The gas adsorption-textural properties of obtained manganese oxides were determined by using the low-temperature adsorption/desorption of N2 analysis (Fig. 18.1). The type IV of sorption isotherms was determined by the presence of the loops of the capillary-condensation hysteresis for obtained manganese oxides (samples 1–8), which also indicates the presence of a mesoporous structure by the IUPAC classification (Thommes et al. 2015).Different shapes of hysteresis loops indicate the formation of mesopores of various shapes.
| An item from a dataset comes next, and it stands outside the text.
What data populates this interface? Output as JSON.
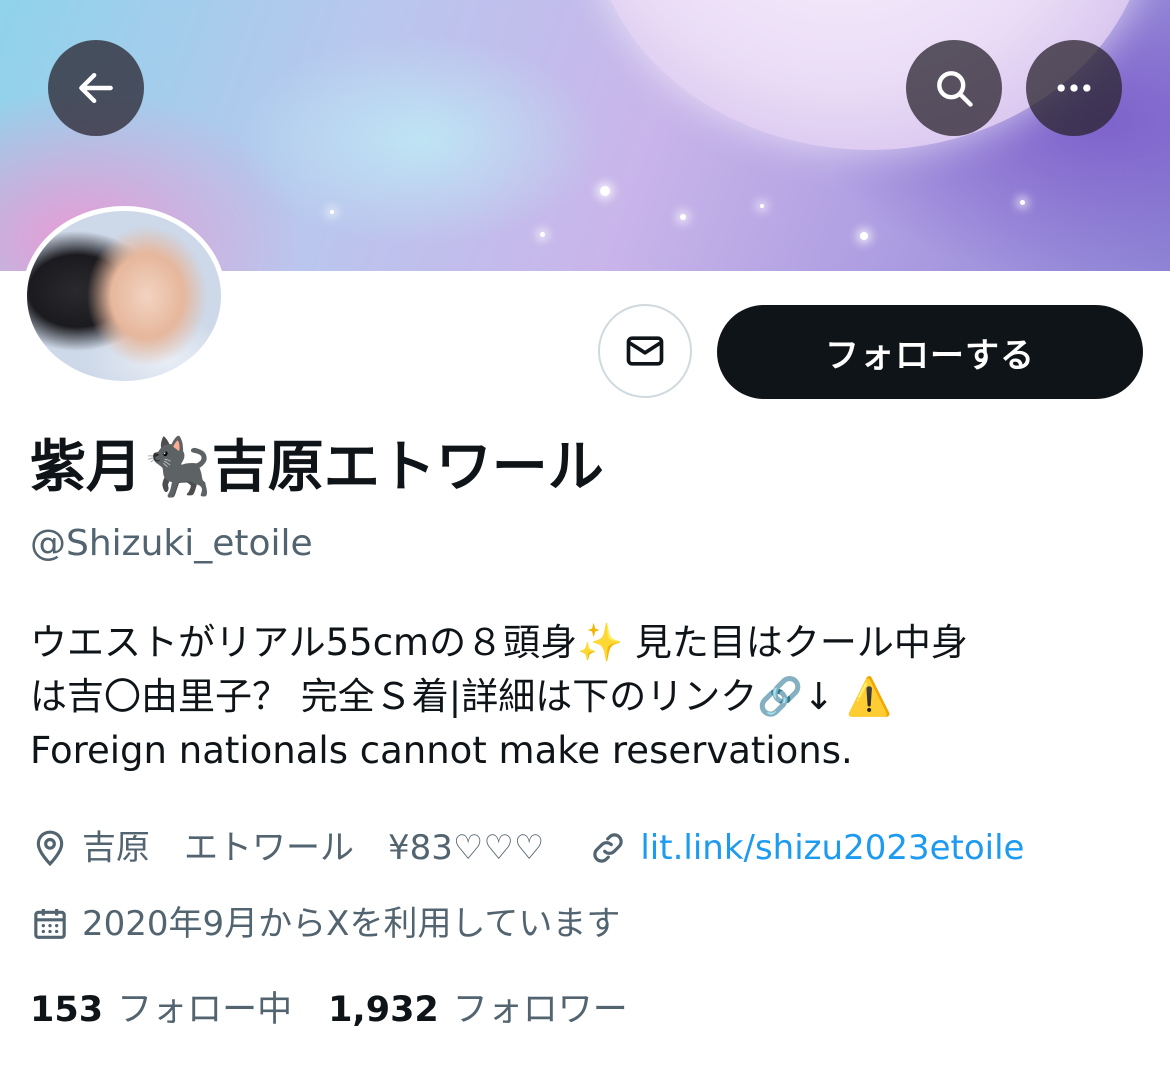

So, on the isotherms of samples 1–3 (reducing agent (RA), H2O2; processing temperature (PT), 80, 200, and 400 °C), there is H2 hysteresis, which is characteristic of bottle-like and wide-neck mesopores, for which the size of the cylindrical necks is greater than the half-width of spherical voids (Fig. 18.1a, b). The pores of sample 4 (RA, H2O2; PT, 600 °C) were equivalent to the cylindrical pores according to H1 hysteresis (Fig. 18.1b). The hybrid shape of hysteresis loops (Fig. 18.1a, c) consists of H2 (at p/p0 ≤ 0.60), and H3 (at p/p0 ≥ 0.60) is typical for obtained samples 5, 6, and 8 (RA, MnCl2; PT, 80, 200, and 600 °C) and indicates the presence of slit-shaped mesopores, observed in plate-like structures. For sample 7 (RA, MnCl2; PT, 400 °C), the mesopores are mainly bottle-like according to the H2 hysteresis (Fig. 18.1c). Based on an analysis of the differential curves of the pore distribution size (PDS) for obtained samples 1–3, quite homogeneous structure was determined (Fig. 18.1a, b). As the temperature increased to 600°С, the intensity of dV/dlogD on the distribution curves decreased. The distribution of mesopores in sample 4 (PT—600 °C) was characterized by the presence of hysteresis in the range р/р0 0.42–0.96 (Fig. 18.1b).

Fig. 18.1
figure 1

Adsorption/desorption isotherms of N2 and pore distribution curves of manganese oxide sorption materials (The samples were marked according to Table 18.1)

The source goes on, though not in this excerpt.